Antonio Velazquez, a researcher at the National Autonomous University of Mexico (UNAM) describes the ban as an unprecedented attack on the freedom of research in Mexico. “This is not a reasoned decision,” says Ruy Perez Tamayo, president of the School of Bioethics. “It is motivated by Catholic ideology.” 


But members of the conservative National Action Party, who voted for the ban, say that embryonic stem cells are not necessary for research, and that adult stem cells — which do not require the creation of cloned embryos — can be used instead.


The academy has been working since last year as a source of advice on scientific issues to the house of deputies. But the parliament rejected a motion by Salvador Martinez Della Rocca, a member of the parliamentary science and technology commission, to delay voting on the ban and convene a meeting with Mexican specialists in therapeutic cloning.

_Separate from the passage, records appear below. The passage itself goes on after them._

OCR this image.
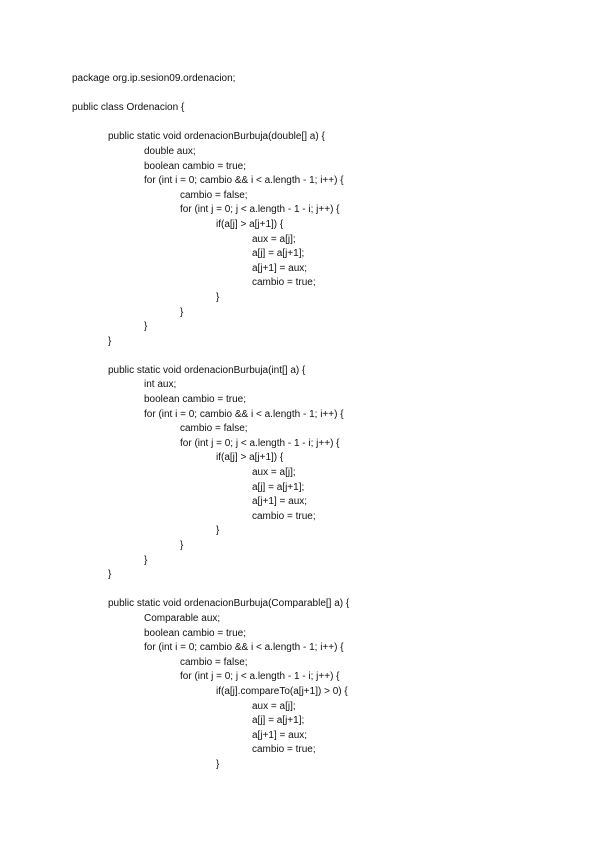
package org.ip.sesion09.ordenacion;
public class Ordenacion {
public static void ordenacionBurbuja(double[] a) {
double aux;
boolean cambio = true;
for (int i = 0; cambio && i < a.length - 1; i++) {
cambio = false;
for (int j = 0; j < a.length - 1 - i; j++) {
if(a[j] > a[j+1]) {
aux = a[j];
a[j] = a[j+1];
a[j+1] = aux;
cambio = true;
}
}
}
}
public static void ordenacionBurbuja(int[] a) {
int aux;
boolean cambio = true;
for (int i = 0; cambio && i < a.length - 1; i++) {
cambio = false;
for (int j = 0; j < a.length - 1 - i; j++) {
if(a[j] > a[j+1]) {
aux = a[j];
a[j] = a[j+1];
a[j+1] = aux;
cambio = true;
}
}
}
}
public static void ordenacionBurbuja(Comparable[] a) {
Comparable aux;
boolean cambio = true;
for (int i = 0; cambio && i < a.length - 1; i++) {
cambio = false;
for (int j = 0; j < a.length - 1 - i; j++) {
if(a[j].compareTo(a[j+1]) > 0) {
aux = a[j];
a[j] = a[j+1];
a[j+1] = aux;
cambio = true;
}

Francisco Bolivar Zapata, a researcher at UNAM and coordinator of a group of scientists that advises parliament on biosafety issues, says the parliament took a hasty — and incorrect — decision. “This ban puts the future of Mexican research in the area at risk,” he says. “Research with embryonic cells has enormous potential.”


Jose Antonio de la Peña, president of the Mexican Academy of Sciences, promises that the academy will work to lift the ban. “This is an error that I hope that it will be corrected by the deputies in the future”, he says.